No relatório divulgado nesta quarta-feira (26), a Caixa destacou a forte expansão do crédito, especialmente nos financiamentos imobiliários. No entanto, esse crescimento veio acompanhado de um aumento nos índices de inadimplência, o que levou a instituição a aumentar as provisões para perdas. A margem financeira, que representa os ganhos com operações que envolvem juros, alcançou R$ 19,7 bilhões no trimestre, mostrando um crescimento de 20,2% em comparação ao ano anterior.

Desempenho do crédito imobiliário e inadimplência

A carteira total de crédito da Caixa somou R$ 1,448 trilhão em junho de 2026, com um crescimento de 11,9% em um ano e de 2,7% em relação ao trimestre anterior. O crédito imobiliário foi o carro-chefe do banco, representando 69,4% da carteira total, totalizando R$ 1,005 trilhão, um crescimento de 15% em um ano. As contratações de financiamentos imobiliários no período foram de R$ 137,6 bilhões, um aumento de 29,3% na comparação anual. A instituição manteve uma participação dominante de cerca de 68% no mercado de habitação.
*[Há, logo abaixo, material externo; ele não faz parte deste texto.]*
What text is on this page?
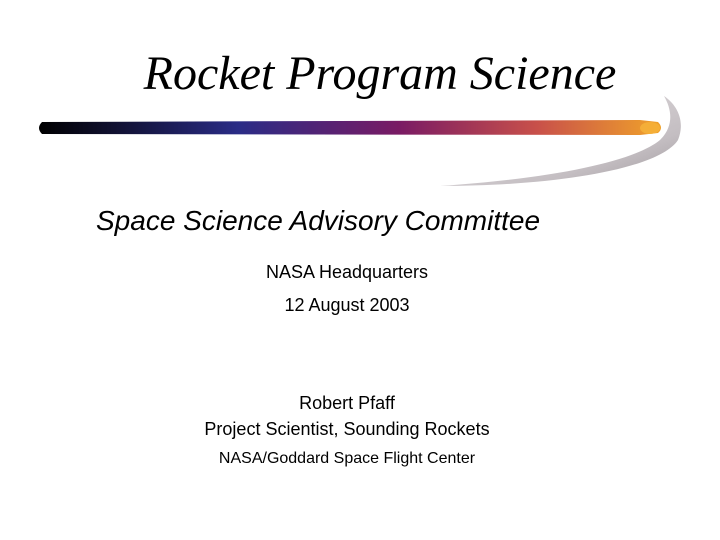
Rocket Program Science
Space Science Advisory Committee
NASA Headquarters
12 August 2003
Robert Pfaff
Project Scientist, Sounding Rockets
NASA/Goddard Space Flight Center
Entretanto, o cenário de crédito não é totalmente positivo, já que a inadimplência aumentou. O índice de operações com atraso superior a 90 dias atingiu 3,64%, crescente em comparação aos 2,66% observados no mesmo período do ano passado. O agronegócio apresentou a maior taxa de inadimplência, com 20,74%, comparado a 7,02% no segundo trimestre de 2025.

Diante do aumento dos riscos, a Caixa elevou as provisões para perdas de crédito, que chegaram a R$ 6,97 bilhões no segundo trimestre, marcando um aumento de 97,6% em relação ao ano anterior e de 6,9% em relação ao primeiro trimestre. Apesar do lucro quase impulsionado pela concentração em financiamentos habitacionais, a rentabilidade do banco sofreu uma queda, com o retorno sobre o patrimônio líquido (ROE) chegando a 9,16%, reduzindo 2,7 pontos percentuais na comparação com junho de 2025.

A receita gerada pela prestação de serviços atingiu R$ 7,54 bilhões, representando uma alta de 12,9% em relação ao ano anterior, enquanto as despesas administrativas foram de R$ 11,44 bilhões, aumentando 5,9% no mesmo período.


Com informações de Agência Brasil.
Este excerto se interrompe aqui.